Department of Computer Science and Automation, Indian Institute of Science .
The event being declared open on March 1st in the CSA dept, IISc, Bangalore with a really engaging and motivating talk by Harikrishna. This will be a good starting point for the participants of this contest.
A Brief Tutorial
The following is a brief tutorial for the beginners in Machine Learning.
Solving the TwitMiner Challenge would have the following four basic parts:
- Feature Extraction
- Training using a classification algorithm
- Validation and parameter tuning
This is perhaps the most crucial step in the problem. A feature is a description of a data point (in case of the challenge, each tweet is a data point). A feature vector is a vector which mathematically encodes a feature. As a very simple example, the number of times the words "cricket" and "parliament" occur in a tweet can each represent a feature, and a 2-dimensional vector containing the counts of the two words in a particular tweet will be the corresponding feature vector for that tweet. You will need to come up with more effective features to represent tweets. Overall, by performing feature extraction, you will reduce all the tweets to vectors.
Training using a classification algorithm
In Machine Learning, datapoints are represented as a tuple (feature vector, label). Label is typically a number, that indicates the class or family of the datapoint. In the TwitMiner problem, each datapoint (tweet) can have label "politics(0)" or "sports(1)". As there are only two possible labels, this is called a Binary Classification problem. Note that these labels will be known in the training dataset, while unknown in the test data set. It is assumed that there is a function that maps a feature vector to a label - our goal is to learn this function from the training set. For this purpose, many standard algorithms (called "classification algorithms") exist. For example, the algorithms available in the Weka Toolkit (a GUI-based software for Machine Learning) or the those available with RapidMiner might be of use for this challenge; in fact, any publicly available tool can be used (you are also free to build your own classifcation algorithms tailored for this challenge).

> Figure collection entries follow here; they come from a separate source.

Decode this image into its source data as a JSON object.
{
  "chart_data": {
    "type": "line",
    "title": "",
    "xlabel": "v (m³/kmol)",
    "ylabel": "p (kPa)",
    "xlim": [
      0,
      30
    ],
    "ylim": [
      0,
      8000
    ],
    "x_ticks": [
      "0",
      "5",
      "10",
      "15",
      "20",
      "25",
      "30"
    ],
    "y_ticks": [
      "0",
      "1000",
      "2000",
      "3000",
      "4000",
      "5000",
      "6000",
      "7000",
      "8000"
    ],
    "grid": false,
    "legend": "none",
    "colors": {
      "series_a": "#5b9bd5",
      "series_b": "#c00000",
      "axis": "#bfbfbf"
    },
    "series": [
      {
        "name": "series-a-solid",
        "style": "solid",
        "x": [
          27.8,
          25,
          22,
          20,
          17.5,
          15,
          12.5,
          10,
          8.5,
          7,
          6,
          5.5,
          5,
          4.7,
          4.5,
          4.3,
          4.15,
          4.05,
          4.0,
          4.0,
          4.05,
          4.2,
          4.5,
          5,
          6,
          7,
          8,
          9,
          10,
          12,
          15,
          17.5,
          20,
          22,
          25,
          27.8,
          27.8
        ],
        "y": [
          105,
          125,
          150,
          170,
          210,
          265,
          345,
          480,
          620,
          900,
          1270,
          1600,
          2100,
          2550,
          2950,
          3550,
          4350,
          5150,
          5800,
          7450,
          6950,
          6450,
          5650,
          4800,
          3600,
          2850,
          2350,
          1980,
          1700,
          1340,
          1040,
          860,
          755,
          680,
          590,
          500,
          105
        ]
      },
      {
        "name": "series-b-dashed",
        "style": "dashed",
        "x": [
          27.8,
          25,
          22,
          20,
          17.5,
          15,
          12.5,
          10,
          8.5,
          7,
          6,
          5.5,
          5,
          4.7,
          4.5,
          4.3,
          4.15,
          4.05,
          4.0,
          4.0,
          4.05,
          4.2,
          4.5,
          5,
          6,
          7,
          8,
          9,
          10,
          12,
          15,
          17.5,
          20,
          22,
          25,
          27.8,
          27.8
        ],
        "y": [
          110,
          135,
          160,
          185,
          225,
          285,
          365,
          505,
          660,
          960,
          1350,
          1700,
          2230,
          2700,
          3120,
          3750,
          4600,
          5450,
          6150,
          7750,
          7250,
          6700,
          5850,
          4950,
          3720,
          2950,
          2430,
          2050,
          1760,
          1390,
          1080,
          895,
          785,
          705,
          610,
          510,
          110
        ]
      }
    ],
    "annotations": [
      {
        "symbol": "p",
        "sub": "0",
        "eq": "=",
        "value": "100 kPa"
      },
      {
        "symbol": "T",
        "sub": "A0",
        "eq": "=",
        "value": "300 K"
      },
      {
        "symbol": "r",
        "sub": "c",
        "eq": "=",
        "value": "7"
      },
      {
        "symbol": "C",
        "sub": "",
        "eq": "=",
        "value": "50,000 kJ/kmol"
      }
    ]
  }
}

Validation and Parameter Tuning
Once you have learned a function from the training set, you need to evaluate how well it behaves on data new unseen data. In other words, given a new datapoint (represented as a feature vector), can the learnt function map it to the correct label? The validation set is provided for this purpose. The labels of the validation set will not be provided, but on submission of the predicted labels, the accuracy (percentage of tweets which were provided a correct label by the learnt function) will be made known. If the accuracy is low, the features can be revised, or some other classification method can be used, with the hope of learning a better function.
Finally, when the test set of tweets (without labels) is available, you need to use the final learnt function to predict the labels on each of the test tweets. You will be evaluated based on the accuracy achieved by your (final learnt) function on the test set.